Daniel ve ben çocukları ayağa kaldırıp yemekhaneden çıktık. Merdivenlere yönelip iki kat yukarı çıktık ve doktorun odasını bulduk.
"Bizi bay Gerald gönderdi."
Doktor Deniz ve Umut'a baktıktan sonra bize sorunun ne olduğunu sordu.
"Duman zehirlenmesi, iki gündür sürekli bayılıyorlar."
Deniz ve Umut'u sedyeye yatırdıktan sonra odadan çıktık. Koridorun sonunda bir balkon görünüyordu.
"Biraz hava alalım mı?" Daniel'a bakıp başımla onayladım.
Balkona çıktıktan sonra sıcak havaya rağmen rüzgar saçlarımızı dağıtmaya başlamıştı.
"Sence bundan sonra ne olacak?" Diye sordum. Buradan şehrin neredeyse tamamı görünüyordu. Tanklar her yerdeydi ve asker sayısı insan sayısından bir hayli fazlaydı.
"Bilmiyorum," dedi. "Bu şehirde boyun eğecek insanlar yaşamazdı. Son geldiğimizde mahallemin yıkılmasından anlamalıydım."

"Bunu hiç birimiz bilemezdik."

"Melissa ilaç hakkında bir şey söyledi mi?"
Ellerimi balkon demirlerine yasladım. "Hayır, benden çok fazla kan aldılar. Neredeyse ölüyordum ama bana hiç bir şey söylemedi. Belki de kötü bir şeye sebep oldum ama elimden bir şey gelmiyordu."
Daniel kolunu omuzuma atıp beni kendine yaklaştırdı. "Hiç birimizin elinden bir şey gelmiyordu, senin suçun değil. Sadece dünyanın bu halinin arkasında o kadının olduğunu düşünüyorum. Yaptığı ilaçla bir alakası olmalı."

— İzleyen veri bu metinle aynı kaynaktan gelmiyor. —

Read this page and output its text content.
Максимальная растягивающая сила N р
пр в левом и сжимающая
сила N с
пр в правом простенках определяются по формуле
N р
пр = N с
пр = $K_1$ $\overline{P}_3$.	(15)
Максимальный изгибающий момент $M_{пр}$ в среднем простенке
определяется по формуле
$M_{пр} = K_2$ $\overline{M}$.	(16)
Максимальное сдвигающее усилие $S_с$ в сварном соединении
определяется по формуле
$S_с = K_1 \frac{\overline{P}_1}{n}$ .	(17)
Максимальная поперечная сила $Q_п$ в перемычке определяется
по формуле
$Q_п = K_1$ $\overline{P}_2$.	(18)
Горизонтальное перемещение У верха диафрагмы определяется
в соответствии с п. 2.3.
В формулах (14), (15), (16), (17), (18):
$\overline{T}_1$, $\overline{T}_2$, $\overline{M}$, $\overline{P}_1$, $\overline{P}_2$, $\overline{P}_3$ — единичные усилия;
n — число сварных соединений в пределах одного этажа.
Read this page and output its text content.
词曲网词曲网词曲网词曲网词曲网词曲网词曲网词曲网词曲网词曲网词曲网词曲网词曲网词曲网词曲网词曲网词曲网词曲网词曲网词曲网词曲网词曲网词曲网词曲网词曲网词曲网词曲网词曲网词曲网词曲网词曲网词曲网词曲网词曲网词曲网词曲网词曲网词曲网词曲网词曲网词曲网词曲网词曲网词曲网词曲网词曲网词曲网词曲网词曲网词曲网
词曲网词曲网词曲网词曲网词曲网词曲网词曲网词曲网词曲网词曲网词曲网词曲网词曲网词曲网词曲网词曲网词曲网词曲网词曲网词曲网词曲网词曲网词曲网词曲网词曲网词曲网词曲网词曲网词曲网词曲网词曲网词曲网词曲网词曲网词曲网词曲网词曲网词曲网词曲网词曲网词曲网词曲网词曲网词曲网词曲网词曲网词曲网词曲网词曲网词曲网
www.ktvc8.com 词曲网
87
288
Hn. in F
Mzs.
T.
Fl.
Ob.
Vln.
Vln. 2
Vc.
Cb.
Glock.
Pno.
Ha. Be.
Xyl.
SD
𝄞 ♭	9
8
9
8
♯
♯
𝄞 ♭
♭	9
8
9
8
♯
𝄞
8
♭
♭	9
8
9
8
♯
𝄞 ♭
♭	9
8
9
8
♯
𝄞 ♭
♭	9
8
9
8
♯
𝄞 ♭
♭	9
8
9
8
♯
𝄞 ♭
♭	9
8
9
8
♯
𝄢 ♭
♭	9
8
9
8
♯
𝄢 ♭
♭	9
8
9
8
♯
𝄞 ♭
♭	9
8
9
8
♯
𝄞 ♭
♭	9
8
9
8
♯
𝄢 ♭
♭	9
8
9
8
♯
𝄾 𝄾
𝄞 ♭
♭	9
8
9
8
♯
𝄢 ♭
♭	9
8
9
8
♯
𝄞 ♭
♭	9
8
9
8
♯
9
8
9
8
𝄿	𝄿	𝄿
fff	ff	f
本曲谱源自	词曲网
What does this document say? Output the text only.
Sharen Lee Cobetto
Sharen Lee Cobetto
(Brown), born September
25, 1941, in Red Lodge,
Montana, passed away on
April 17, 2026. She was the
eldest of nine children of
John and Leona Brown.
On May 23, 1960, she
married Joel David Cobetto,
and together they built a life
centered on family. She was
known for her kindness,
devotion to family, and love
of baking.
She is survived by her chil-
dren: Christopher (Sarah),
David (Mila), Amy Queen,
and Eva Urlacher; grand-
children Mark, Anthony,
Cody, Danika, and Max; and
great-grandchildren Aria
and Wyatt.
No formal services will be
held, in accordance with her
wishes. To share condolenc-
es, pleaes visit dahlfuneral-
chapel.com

Derin bir nefes aldı. Başımı kaldırıp yüzüne baktım. Zayıflamıştı, yüzü hala solgun ve yorgundu. Yaraları kabuk bağlamış, elmacık kemiğindeki morluk yeşile dönmeye başlamıştı. Başımı eğip balkon demirini tuttuğu eline baktım. Ellerinin üzeri yara içindeydi ve parmak boğumları soyulmuştu. Kaşlarımı çatıp onun yaptığı gibi şehre çevirdim gözlerimi. Hayat yüzümüze tebessüm etmek üzere olduğu zaman bizi buna her zaman pişman ediyordu. Hayata yenilmemeye karar vermiştik. Bize yazılan kaderi değiştirmek zorundaydık. Yaşamak istiyorduk. Her ne pahasına olursa olsun sadece yaşamak istiyorduk.